What are you looking forward to?  It dawned on me this week as I was talking to some folks about their kids, that despite all the work, pressure, and obligation that students are under at this time of year, there is an underlying upbeat anticipation that gives them a contagious positive outlook.  Sure, they may have tests and papers and weeks of class to slog through yet, but summer is coming; graduation is just around the corner, and high school or college (or first grade, for that matter) beckons with excitement and possibility.
It seems everyone, young and old, has a lot to do this time of year, but there is a fundamental cheer that buoys us along.  It may be as simple as the weather.  As odd as this spring has been, the weather promises to keep getting better, and that makes folks happier.

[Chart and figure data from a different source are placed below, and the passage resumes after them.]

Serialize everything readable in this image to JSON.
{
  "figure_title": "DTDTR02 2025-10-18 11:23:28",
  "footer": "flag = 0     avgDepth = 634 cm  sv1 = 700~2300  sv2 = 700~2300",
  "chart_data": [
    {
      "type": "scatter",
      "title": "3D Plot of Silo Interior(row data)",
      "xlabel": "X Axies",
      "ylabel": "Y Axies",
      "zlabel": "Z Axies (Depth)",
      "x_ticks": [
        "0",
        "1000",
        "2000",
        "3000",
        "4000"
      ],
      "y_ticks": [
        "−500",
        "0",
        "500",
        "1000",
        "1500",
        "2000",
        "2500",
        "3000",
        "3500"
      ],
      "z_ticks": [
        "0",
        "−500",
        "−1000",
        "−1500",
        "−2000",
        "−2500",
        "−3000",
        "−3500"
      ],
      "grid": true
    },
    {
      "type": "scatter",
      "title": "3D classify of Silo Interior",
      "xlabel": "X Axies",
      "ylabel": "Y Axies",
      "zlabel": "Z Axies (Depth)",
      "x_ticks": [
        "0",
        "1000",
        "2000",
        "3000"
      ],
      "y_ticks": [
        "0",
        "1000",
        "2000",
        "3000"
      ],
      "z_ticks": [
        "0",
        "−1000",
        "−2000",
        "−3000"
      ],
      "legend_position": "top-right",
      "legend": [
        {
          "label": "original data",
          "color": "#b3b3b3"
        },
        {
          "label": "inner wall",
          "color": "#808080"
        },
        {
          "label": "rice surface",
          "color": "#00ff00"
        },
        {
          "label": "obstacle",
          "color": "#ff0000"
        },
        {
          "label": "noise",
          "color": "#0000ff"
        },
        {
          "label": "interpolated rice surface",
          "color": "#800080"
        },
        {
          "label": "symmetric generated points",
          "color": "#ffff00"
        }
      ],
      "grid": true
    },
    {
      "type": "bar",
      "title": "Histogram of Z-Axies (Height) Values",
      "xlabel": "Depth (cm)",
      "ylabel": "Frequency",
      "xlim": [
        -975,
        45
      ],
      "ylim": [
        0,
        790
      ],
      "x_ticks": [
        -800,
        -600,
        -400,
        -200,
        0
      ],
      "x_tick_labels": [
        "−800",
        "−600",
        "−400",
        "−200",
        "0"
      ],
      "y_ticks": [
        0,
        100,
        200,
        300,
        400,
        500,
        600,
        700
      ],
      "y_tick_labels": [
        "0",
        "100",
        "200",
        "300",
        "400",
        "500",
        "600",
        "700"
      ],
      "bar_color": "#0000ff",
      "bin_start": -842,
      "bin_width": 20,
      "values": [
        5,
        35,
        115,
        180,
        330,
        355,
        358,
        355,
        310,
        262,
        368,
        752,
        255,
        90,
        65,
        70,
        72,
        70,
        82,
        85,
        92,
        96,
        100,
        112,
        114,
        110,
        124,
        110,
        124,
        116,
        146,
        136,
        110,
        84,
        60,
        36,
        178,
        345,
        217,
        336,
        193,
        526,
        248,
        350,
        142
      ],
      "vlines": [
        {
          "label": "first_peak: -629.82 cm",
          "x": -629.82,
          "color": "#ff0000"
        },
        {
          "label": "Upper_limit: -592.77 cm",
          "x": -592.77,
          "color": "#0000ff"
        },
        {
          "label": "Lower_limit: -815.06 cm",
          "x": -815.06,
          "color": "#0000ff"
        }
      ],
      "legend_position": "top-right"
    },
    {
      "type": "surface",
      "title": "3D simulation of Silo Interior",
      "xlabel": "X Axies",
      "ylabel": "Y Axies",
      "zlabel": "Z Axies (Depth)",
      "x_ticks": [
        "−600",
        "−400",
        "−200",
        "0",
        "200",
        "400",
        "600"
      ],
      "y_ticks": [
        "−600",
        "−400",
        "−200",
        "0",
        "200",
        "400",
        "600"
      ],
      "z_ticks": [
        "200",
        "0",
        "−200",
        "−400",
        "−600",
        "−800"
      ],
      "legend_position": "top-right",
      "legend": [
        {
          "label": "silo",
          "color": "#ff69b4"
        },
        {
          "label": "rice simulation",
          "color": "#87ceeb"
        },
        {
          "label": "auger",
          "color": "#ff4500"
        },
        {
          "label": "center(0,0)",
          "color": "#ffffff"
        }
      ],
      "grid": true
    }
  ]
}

Summer also means a respite for most folks; if not a long vacation, at least a relaxation of the pace and pressure at work.  Traffic thins out, and our commutes improve.  Add an increase in social time, with these same people who seem to be in such a good mood, and that is worth working toward.
The crush is now upon us, but that is okay.  It seems people are willing to work to achieve something good that is tangibly close, letting anticipation be motivation.
One of the biggest things people are excited about is First Holy Communion, coming up next weekend.  Our second-graders have been preparing for this for a year or more.  Their excitement is palpable enough to overflow to their families, who show an eagerness that matches that of their youngsters. 
Of course they are excited about the event itself, which is one of my favorites of the year here at Saint Bernadette.  The suits or dresses, the visiting relatives and parties, and of course, a gift or three on top of all that, are doubtless on their minds.  But they also know that something else is coming, something that will change them and change their relationship with Jesus in a lasting and marvelous way. 
To receive the Body and Blood of Jesus, accepting His Soul and Divinity as food for our soul that transforms our humanity, is a miracle that children in their straightforwardness rightly find exhilarating.
What about us?  I do it every day, sometimes more than once.  You do it at least every week, or know you should.  As we manage whatever logistics we require to bring ourselves and our families to the sublime moment of Holy Communion, do we take even a moment to anticipate what it promises?  Do we pause long enough to focus on the change that will comes with this day’s visit to our bodies of the Living God in the flesh, who strides toward us in His perfect knowledge of us, and great love for us?  Are we able to muster the joyful anticipation of a toddler for the return of a parent, or are we more like the indifferent high-schooler, who when forced to greet, will grunt?
Nurture the joyful anticipation that provides motivation. Prepare our souls as we clean and order our homes for a beloved guest, and present ourselves as we would offer a carefully chosen gift, beautifully wrapped and eagerly delivered.  When what we are working toward promises to be good, the work itself is not crushing, but rather we are energized for it by what we expect.  Summer comes and summer goes, but Christ Jesus is the true Sun who never sets.  Behold, He comes; what are you looking forward to?